Я быстро собрал чемодан, выгреб из жениного чулка половину денег накопленных нами за несколько лет, и сел на поезд, убегающий на юг. Все же перед Смертью я решил осуществить свою заветную мечту, увидеть море, окунуться в нем и насладиться его громадной красотой.
Через сутки я уже лежал у моря и пробовал наслаждаться его громадной красотой, но его красота меня почему-то нисколько не очаровывала. Мысли о Смерти черным роем носились в моей бедной голове. Еще я пробовал прислушиваться к своей боли, боль возникала где-то снизу под сердцем, а потом тут же исчезала в никуда, просто растворялась в душном воздухе.

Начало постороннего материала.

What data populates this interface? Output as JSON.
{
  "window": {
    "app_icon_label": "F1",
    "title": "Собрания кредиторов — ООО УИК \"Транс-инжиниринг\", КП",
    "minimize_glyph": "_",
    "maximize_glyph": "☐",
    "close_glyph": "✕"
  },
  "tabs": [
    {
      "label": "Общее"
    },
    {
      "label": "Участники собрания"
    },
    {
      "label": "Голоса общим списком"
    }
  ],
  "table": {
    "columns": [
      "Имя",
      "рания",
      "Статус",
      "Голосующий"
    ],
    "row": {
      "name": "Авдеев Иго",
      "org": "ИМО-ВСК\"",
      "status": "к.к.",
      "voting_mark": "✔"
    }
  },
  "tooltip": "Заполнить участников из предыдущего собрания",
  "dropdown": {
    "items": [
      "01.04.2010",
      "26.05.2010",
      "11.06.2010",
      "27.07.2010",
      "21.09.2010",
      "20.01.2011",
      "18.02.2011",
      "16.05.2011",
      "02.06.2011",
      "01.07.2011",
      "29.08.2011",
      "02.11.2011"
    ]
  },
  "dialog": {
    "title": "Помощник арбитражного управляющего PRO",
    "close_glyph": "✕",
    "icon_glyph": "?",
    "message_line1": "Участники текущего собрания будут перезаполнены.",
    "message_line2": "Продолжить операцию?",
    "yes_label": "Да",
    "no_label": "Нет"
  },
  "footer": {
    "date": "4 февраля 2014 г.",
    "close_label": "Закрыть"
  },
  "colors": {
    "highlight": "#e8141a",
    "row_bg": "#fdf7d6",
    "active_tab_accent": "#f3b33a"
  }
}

Я ничего не ел и был рад отсутствию аппетита. Неожиданно я открыл для себя один закон – чем меньше я съем, тем дольше проживу! Это было так по-детски наивно и хорошо, что я научился улыбаться южному солнцу, морю и горам, понимать счастье людей купающихся вместе со мной в море, и даже постепенно стал меньше думать о Смерти. Правда, с людьми, окружавшими меня я старался не общаться. Хозяйке, у которой я снимал комнату на веранде, я заплатил, аж за три месяца вперед. Просто во мне все еще теплилась какая-то надежда на исцеление, но ожидание Смерти постоянно напоминало о себе. Я все больше молчал, тревожно прислушиваясь к себе, и к той боли, которая возникала снизу, под сердцем.